Im Vergleich konnte allerdings gezeigt werden, dass dynamisches Dehnen keinen negativen Einfluss auf die Maximal- und Schnellkraftleistung hat (Begert & Hillebrecht, 2003). Durch aktiv-dynamisches Dehnen werden zudem die Muskeln, Sehnen und Bänder über den vollen Bewegungsumfang aktiviert. Wenn individuelle Bewegungseinschränkungen bestehen oder eine Sportart mit hohen Flexibilitätsanforderungen betrieben wird, sollten daher primär aktiv-dynamische Dehnmethoden z. B. „Movement Preps“ verwendet werden.

 

Soll ich mich jetzt dehnen oder nicht?

Wer keine Probleme oder Schmerzen hat und keine Veränderung seiner sportlichen Tätigkeit anstrebt, muss sich auch nicht dehnen. „Man kann guten Gewissens auch ohne Dehnungen durch das (sportliche) Leben kommen“ sagt Prof. Dr.

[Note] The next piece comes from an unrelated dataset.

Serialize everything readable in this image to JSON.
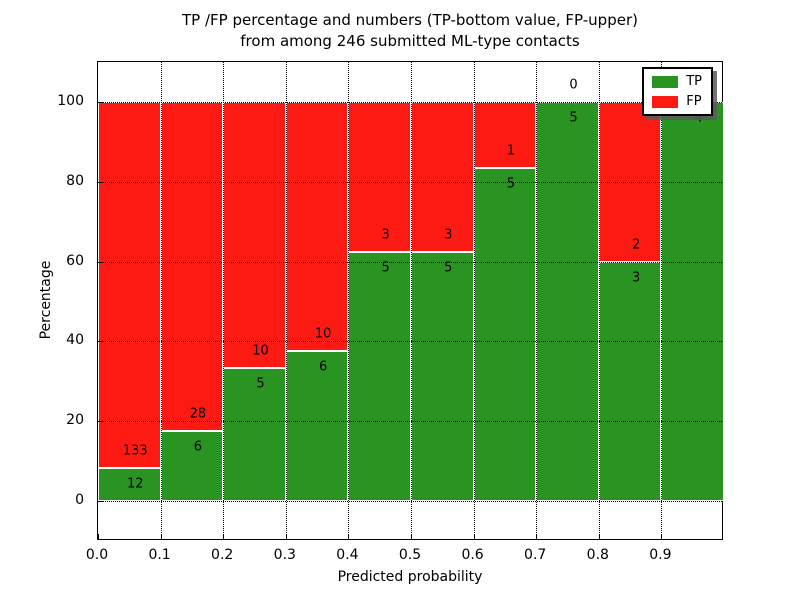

Jürgen Freiwald.

Dehnen wird folgenden Sporttreibenden empfohlen:

  • Sportler, die Bewegungseinschränkung haben und dadurch bei elementaren Tätigkeiten bzw. bei ihrer Sportart (z. B. beim Bücken oder Laufen) Ausweichbewegungen machen. Bewegungstests wie z.B. der Functional Movement Screen (FMS) überprüfen, ob Einschränkungen bestehen oder es zu Ausweichbewegungen kommt. Frag hierzu Deinen Trainer!
  • Sportlern in Sportarten, die ein sehr hohes Maß an Beweglichkeit erfordern (z. B. Turner, Kampfsportler, usw.).
  • Sportler mit links/rechts Asymmetrien
  • Sportler, bei denen manchen Muskelgruppen sehr beweglich und andere wiederrum sehr steif sind (Dysbalance) – z. B. übermäßige Beweglichkeit im hinteren Oberschenkel, bei gleichzeitiger eingeschränkter Beweglichkeit der Adduktoren.